On December 31, a fleet of the fastest ocean-racing machines ever built will set sail from Barcelona for what is called, with unapologetic bravado, The Race of the Millennium. The competition couldn't be any simpler—or more dangerous. There are no restrictions on boat design or crew size. There are no stops. And there is only one real rule: The fastest sailboat around the world wins. (First, of course, that boat's got to survive the screaming winds and ship-killing seas of the Southern Ocean, a death zone of merciless water necklacing the bottom of the globe.) You'll find, inthe following pages, a complete preview of The Race—including a profile of America's dark-horse contender, speed-obsessed skipper Cam Lewis. We also offer a design analysis of the most innovative multihull racer ever built and showcase an array of foul-weather apparel fit for the most radical sailing adventure of the 21st century. So climb aboard for this brave and foolhardy drag race through the maelstrom—and hold on tight.

Click Here for up-to-date reports on race preparations.

GO SPEED RACER GO

Cam Lewis says he knows the risks—and he's ready. Ready to sprint 25,000 miles in one of the fastest wind-driven vessels ever to grace the ocean, and become the first American skipper to set a round-the-world speed sailing record. That is, if he and his boat make it back in one piece.

By Rob Buchanan

Gerald Bybee
Red-hot helmsman: "I'm not worried," says Lewis, left, photographed near South Hampton, New York, in August. "I know the risks. I don't have a death wish."
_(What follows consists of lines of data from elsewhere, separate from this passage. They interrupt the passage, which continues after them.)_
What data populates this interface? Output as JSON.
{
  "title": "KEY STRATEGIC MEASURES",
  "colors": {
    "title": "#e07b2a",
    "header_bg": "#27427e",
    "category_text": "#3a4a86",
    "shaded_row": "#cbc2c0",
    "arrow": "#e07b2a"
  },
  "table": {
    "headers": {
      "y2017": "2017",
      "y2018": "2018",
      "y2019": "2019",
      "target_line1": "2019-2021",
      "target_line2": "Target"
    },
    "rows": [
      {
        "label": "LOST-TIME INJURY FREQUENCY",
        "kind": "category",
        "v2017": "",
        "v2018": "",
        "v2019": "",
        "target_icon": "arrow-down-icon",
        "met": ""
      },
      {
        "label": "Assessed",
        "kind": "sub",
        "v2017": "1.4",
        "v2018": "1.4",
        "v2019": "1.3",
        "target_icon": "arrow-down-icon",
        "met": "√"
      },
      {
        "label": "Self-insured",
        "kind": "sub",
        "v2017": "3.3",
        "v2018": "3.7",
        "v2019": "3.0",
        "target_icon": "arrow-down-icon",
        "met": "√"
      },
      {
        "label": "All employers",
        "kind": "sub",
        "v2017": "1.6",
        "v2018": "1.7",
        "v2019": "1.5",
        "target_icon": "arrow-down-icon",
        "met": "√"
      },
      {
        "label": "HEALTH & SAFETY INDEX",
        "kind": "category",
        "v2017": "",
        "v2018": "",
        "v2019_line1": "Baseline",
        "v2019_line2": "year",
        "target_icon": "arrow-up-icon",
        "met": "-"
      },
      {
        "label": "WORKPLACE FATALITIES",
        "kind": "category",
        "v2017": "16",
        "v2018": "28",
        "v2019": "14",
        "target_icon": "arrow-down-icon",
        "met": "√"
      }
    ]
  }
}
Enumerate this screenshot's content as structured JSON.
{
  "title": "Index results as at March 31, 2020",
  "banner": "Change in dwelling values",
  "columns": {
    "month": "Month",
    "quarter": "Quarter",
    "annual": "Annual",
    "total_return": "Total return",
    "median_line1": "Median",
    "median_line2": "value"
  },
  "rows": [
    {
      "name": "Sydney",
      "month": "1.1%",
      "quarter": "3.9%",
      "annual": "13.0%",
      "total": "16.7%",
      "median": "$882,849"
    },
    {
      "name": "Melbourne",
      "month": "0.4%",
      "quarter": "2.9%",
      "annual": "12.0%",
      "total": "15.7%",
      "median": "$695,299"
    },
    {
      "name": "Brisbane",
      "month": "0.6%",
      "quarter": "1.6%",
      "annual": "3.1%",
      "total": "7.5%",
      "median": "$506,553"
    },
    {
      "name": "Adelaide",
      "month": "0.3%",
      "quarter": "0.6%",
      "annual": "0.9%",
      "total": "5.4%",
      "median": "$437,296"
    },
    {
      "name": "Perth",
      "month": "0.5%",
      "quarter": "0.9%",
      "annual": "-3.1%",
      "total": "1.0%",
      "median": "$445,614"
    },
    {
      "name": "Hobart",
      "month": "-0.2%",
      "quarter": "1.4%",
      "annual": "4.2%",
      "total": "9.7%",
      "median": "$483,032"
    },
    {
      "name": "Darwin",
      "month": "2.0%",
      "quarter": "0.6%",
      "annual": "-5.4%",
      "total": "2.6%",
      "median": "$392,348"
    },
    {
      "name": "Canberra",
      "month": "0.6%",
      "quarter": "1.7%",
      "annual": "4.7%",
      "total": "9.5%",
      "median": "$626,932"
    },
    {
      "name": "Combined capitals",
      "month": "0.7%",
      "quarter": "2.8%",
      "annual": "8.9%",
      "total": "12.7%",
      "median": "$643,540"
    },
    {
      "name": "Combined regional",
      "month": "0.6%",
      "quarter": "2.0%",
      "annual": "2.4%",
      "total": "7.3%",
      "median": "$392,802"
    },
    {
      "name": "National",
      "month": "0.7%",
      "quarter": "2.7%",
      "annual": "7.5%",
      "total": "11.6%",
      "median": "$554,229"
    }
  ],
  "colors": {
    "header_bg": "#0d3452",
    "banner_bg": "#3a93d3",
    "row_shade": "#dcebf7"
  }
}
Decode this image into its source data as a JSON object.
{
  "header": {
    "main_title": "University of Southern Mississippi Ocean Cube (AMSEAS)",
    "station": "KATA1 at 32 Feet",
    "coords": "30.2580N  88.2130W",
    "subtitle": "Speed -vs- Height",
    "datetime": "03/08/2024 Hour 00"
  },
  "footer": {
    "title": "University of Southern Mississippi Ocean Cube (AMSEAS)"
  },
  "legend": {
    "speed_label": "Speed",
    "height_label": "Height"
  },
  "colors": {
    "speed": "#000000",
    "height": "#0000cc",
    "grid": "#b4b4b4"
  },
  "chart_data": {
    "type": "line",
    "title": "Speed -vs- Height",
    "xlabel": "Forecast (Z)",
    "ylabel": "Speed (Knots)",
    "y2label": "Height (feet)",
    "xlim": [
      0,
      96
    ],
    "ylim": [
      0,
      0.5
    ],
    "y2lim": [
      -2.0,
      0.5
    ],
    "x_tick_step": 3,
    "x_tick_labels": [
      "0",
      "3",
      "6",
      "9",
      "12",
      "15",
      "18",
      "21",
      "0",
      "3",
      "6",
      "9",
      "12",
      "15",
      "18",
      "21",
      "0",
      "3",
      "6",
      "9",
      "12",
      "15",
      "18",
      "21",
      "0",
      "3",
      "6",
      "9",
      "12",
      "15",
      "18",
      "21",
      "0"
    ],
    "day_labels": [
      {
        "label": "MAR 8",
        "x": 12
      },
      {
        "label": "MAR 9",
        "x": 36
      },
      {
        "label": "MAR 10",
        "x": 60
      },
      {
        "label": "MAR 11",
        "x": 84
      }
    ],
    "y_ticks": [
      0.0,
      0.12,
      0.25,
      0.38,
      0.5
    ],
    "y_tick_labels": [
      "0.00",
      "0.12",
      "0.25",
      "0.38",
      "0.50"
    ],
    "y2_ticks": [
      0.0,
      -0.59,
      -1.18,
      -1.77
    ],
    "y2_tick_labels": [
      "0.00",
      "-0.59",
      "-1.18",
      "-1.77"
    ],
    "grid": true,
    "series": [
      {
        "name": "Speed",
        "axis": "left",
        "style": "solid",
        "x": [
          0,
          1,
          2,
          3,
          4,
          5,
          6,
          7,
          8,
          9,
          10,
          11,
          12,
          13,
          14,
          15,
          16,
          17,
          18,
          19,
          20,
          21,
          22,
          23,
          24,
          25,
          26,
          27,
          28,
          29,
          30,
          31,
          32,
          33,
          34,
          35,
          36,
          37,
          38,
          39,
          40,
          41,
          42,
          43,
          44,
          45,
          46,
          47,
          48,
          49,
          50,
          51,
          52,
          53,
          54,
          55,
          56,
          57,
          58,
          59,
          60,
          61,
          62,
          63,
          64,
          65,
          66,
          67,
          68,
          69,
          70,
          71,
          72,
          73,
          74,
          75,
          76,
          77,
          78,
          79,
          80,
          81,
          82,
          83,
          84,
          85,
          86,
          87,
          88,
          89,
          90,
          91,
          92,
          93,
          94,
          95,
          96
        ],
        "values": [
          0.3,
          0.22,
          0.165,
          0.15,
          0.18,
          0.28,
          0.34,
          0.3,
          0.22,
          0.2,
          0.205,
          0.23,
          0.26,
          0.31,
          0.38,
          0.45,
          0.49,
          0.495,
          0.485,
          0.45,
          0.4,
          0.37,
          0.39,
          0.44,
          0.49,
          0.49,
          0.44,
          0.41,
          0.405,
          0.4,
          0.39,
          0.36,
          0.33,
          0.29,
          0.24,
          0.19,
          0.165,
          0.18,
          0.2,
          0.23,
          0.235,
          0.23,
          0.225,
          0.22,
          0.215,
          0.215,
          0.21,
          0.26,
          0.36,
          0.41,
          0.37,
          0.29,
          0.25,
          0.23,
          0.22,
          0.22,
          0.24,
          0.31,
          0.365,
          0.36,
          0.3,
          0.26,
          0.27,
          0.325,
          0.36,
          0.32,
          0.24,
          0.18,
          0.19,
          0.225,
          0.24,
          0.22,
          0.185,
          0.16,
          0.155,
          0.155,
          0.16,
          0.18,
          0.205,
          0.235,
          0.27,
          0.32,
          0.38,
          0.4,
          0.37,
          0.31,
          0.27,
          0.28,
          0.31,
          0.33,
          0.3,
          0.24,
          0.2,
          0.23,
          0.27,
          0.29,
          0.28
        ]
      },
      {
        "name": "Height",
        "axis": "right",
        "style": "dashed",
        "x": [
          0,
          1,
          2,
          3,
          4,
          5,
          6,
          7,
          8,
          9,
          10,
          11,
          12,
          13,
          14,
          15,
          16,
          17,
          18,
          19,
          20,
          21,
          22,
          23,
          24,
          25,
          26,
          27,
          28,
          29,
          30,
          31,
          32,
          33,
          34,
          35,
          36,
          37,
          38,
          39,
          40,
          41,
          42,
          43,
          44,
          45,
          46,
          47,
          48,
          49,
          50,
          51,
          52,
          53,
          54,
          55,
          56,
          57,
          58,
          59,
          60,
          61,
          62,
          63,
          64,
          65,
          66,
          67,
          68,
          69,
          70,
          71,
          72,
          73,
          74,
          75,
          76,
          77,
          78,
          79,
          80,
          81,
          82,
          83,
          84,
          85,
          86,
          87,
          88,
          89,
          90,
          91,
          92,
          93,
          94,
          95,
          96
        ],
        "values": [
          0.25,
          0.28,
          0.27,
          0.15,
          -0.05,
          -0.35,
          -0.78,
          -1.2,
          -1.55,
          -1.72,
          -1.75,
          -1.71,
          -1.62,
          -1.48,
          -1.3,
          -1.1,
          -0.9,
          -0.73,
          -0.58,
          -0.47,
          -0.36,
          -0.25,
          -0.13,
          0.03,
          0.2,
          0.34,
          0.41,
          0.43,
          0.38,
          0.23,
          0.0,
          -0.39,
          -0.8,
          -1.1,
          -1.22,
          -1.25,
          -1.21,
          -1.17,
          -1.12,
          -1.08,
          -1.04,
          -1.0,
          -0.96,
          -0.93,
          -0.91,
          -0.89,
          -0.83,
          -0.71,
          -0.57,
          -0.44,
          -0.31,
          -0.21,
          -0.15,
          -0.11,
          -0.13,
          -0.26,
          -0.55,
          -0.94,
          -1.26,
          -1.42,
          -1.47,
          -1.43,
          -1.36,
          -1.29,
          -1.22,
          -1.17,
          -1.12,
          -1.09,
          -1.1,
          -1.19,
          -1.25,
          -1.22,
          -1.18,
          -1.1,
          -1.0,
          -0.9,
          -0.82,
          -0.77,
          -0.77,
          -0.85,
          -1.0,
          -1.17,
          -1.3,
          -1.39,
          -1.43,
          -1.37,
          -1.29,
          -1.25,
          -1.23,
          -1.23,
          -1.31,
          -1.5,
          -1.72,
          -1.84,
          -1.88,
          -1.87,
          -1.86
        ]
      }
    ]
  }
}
THE BREEZE HAD BEEN BUILDING all day. By the end of the afternoon, it was flat-out honking at 25 knots plus, and Penobscot Bay, halfway up the coast of Maine, had become a sheet of windblown spume. As Cameron Lewis and Eric Cusin neared the first windward mark on Lewis's 26-foot Dragonfly class trimaran and the two prepared to set their spinnaker—the billowing, parachute-shaped sail that can add gobs of downwind speed—Cusin noticed that only one other crew was following suit. His first thought was one of intense pride; not everyone can handle a spinnaker in heavy air. Then he began to worry.

For the past couple of years, 15-year-old Cusin had worked as a summertime au pair for Lewis and his wife, Molly. The deal was that he would help look after their two young boys on weekdays and sail with Cam—a four-time world champion in small boats and a legendary multihull ocean racer—on weekends. But it wasn't until that windy day during the annual Camden-to-Rockland race that Cusin fully appreciated what he'd signed on for.

A few minutes into the first downwind leg, a big gust hit the fleet. The other crew with a spinnaker up momentarily lost control of the sail. As it ballooned, their mast suddenly buckled and crashed into the water. Cusin looked at his skipper, eyes wide. With a large lead and the rest of the field too cowed to put up spinnakers and give chase, he assumed Lewis would soon be dropping theirs as well. Nope. Lewis kept playing the huge sail, whooping gleefully as the trimaran shot across the bay. "The speed was insane," Cusin recalls. "We had the leeward hull completely submerged. I was pretty worried. It really looked like it was going to tear right off the boat. Finally I said something about it to Cam. He's like, 'Well, if it goes, just jibe over onto the other hull.'"

Looking back, Cusin laughs at Lewis's nonchalance. One of the hulls flies off? No problem. We'll just finish the race, then go back and pick up the pieces. Remind Lewis of the moment, however, and he tilts his head to one side, shakes it, then exhales through his nose in a bemused, slightly exasperated manner.

"Well, yeah," he says. "We were racing."